What happened to the Ghostbusters franchise?

The original Ghostbusters stand on a rooftop together.
Columbia Pictures

2024 marks the 40th anniversary of 1984’s Ghostbusters. In the years since that landmark American comedy was released, the franchise that sprouted from it has produced four big-screen sequels, including a Paul Feig-directed reboot starring an all-female lead cast. Compared to so many of the other popular, seemingly never-ending Hollywood franchises that have emerged over the past four decades, that’s not actually that many sequels. The Ghostbusters franchise has, nonetheless, changed a lot over the years.

For a long time, the franchise’s film side lay dormant. Despite repeated attempts to get it off the ground again, it wasn’t until Feig’s 2016 reboot that any big-screen follow-up to 1989’s Ghostbusters II was released. Five years later, the reboot’s timeline was abandoned when Ghostbusters: Afterlife, a quasi-direct sequel to Ghostbusters II, hit theaters. The film, directed by Ghostbusters director Ivan Reitman’s son, Jason, relocated the franchise from New York City to Oklahoma, and that wasn’t the only major change it made.
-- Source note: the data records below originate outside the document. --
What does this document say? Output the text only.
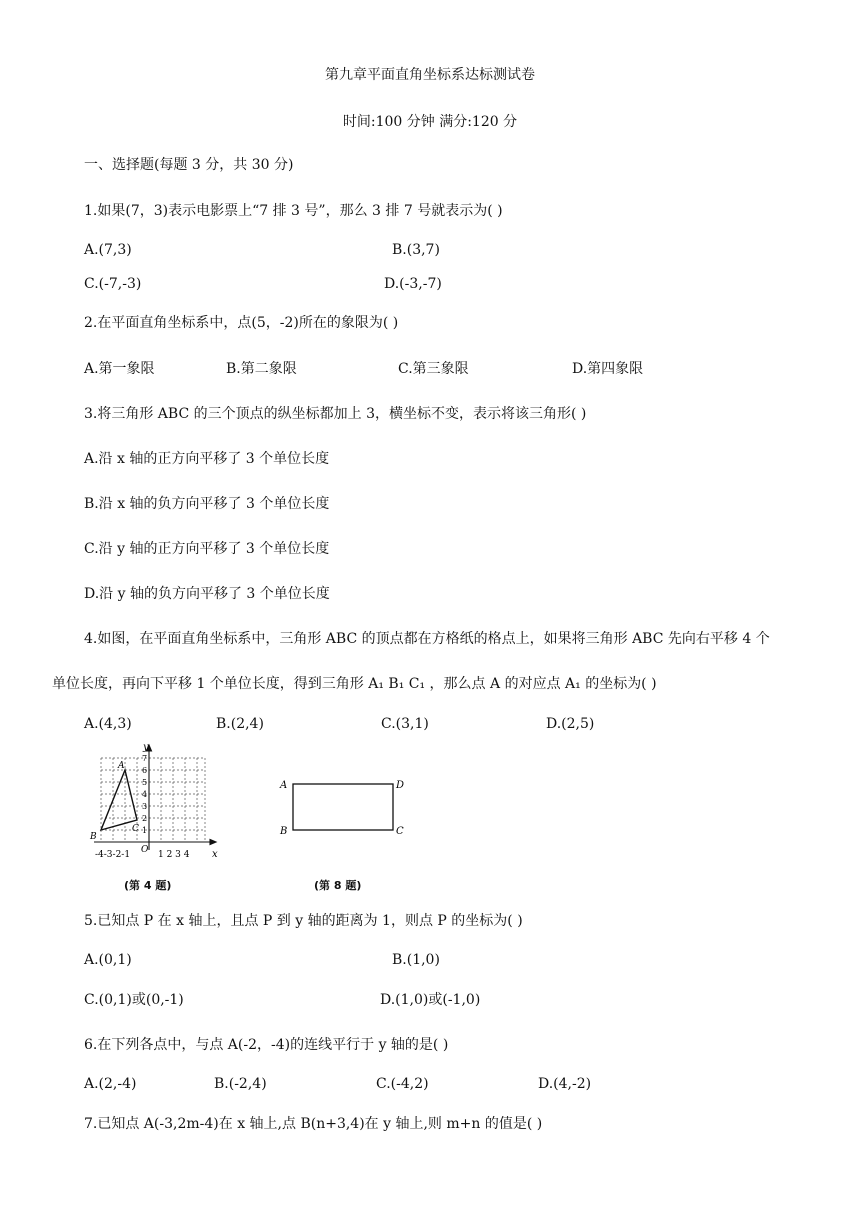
第九章平面直角坐标系达标测试卷
时间:100 分钟 满分:120 分
一、选择题(每题 3 分，共 30 分)
1.如果(7，3)表示电影票上“7 排 3 号”，那么 3 排 7 号就表示为( )
A.(7,3)	B.(3,7)
C.(-7,-3)	D.(-3,-7)
2.在平面直角坐标系中，点(5，-2)所在的象限为( )
A.第一象限	B.第二象限	C.第三象限	D.第四象限
3.将三角形 ABC 的三个顶点的纵坐标都加上 3，横坐标不变，表示将该三角形( )
A.沿 x 轴的正方向平移了 3 个单位长度
B.沿 x 轴的负方向平移了 3 个单位长度
C.沿 y 轴的正方向平移了 3 个单位长度
D.沿 y 轴的负方向平移了 3 个单位长度
4.如图，在平面直角坐标系中，三角形 ABC 的顶点都在方格纸的格点上，如果将三角形 ABC 先向右平移 4 个
单位长度，再向下平移 1 个单位长度，得到三角形 A₁ B₁ C₁ ，那么点 A 的对应点 A₁ 的坐标为( )
A.(4,3)	B.(2,4)	C.(3,1)	D.(2,5)
y
x
O
7
6
5
4
3
2
1
-4-3-2-1	1 2 3 4
A
B
C
(第 4 题)
A	D
B	C
(第 8 题)
5.已知点 P 在 x 轴上，且点 P 到 y 轴的距离为 1，则点 P 的坐标为( )
A.(0,1)	B.(1,0)
C.(0,1)或(0,-1)	D.(1,0)或(-1,0)
6.在下列各点中，与点 A(-2，-4)的连线平行于 y 轴的是( )
A.(2,-4)	B.(-2,4)	C.(-4,2)	D.(4,-2)
7.已知点 A(-3,2m-4)在 x 轴上,点 B(n+3,4)在 y 轴上,则 m+n 的值是( )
What made the original Ghostbusters so appealing (and successful)

Trevor, Phoebe, and Podcast stand by the Ecto-1 in Ghostbusters: Afterlife.
Sony Pictures Releasing

Released over 30 years after Ghostbusters II and nearly a decade after the 2014 death of original Ghostbusters co-writer and star Harold Ramis, 2021’s Ghostbusters: Afterlife is a legacy sequel in every sense of the phrase. Not only is it a film made in the long shadow of its widely beloved, decades-old predecessors, but it’s also deeply concerned with the lasting legacy of both the original Ghostbusters and the contributions of its creators. It focuses on the descendants of Ramis’ Egon Spengler, and the actor’s real-life death is weaved into the text of the film — so much so that Reitman and company literally bring in a CGI ghost of Ramis to help save the day in Afterlife‘s climax.

The tastefulness of that creative decision is still up for debate. Beyond the lengths it goes to address the legacy of the original Ghostbusters, though, the film also roots itself in the perspective of Egon’s teenage granddaughter, Phoebe (Mckenna Grace). In doing so, Afterlife abandons the adult world of both Ghostbusters and Ghostbusters II in favor of telling a coming-of-age story that, while compelling in parts, only makes the film feel that much more divorced from the franchise’s original, sarcastic sense of humor. 1984’s Ghostbusters is, after all, little more than an extremely goofy comedy about a group of middle-aged men who make a living working suitably bizarre jobs.

The film is elevated by the performances of its exceptional cast and Ivan Reitman’s incredible tonal control, but its narrative ambitions are low, to say the least. The same goes for Ghostbusters II, which is why it’s been truly jarring to see Jason Reitman and Gil Kenan take the franchise in such a different direction over the past three years. Ghostbusters: Afterlife is a family dramedy that, thanks to its sun-burnt Oklahoma aesthetic and grand instances of sci-fi spectacle, looks more like a Steven Spielberg-produced Amblin production than it does anything else. Its sequel, this year’s Ghostbusters: Frozen Empire, feels closer in both tone and spirit to the franchise’s first two films, but there are still coming-of-age, family-oriented aspects that seem to exist in direct opposition to the series’ origins.

It’s time for Ghostbusters to grow up again

Slime falls into Finn Wolfhard's hand in Ghostbusters: Frozen Empire.
Jaap Buitendijk / Sony Pictures

The original Ghostbusters is an absurd supernatural sci-fi comedy about a trio of, let’s face it, doofuses who become heroes in spite of their own hang-ups and shared profound lack of self-awareness. There was and still is beauty in both its simplicity and insignificance. Forty years later, the franchise has become a lot bigger and more ambitious, and yet it feels shallower than it used to. By concerning itself so intensely with its own place in pop culture history, the series has taken on a level of narrative weight it was never designed to carry.

Based on most available metrics, it seems like longtime fans don’t mind the franchise’s recent shift in tone, aesthetic, and perspective. When you look at the differences between Ghostbusters and Afterlife and Frozen Empire, though, it’s hard not to squint your eyes at least a little. Is this what time does to all franchises? Or is the modern state of fandom so intense and loud now that no movie or TV show can run a certain length of time without becoming a metatextual commentary on its own supposed greatness?

Ghostbusters: Frozen Empire is now playing in theaters.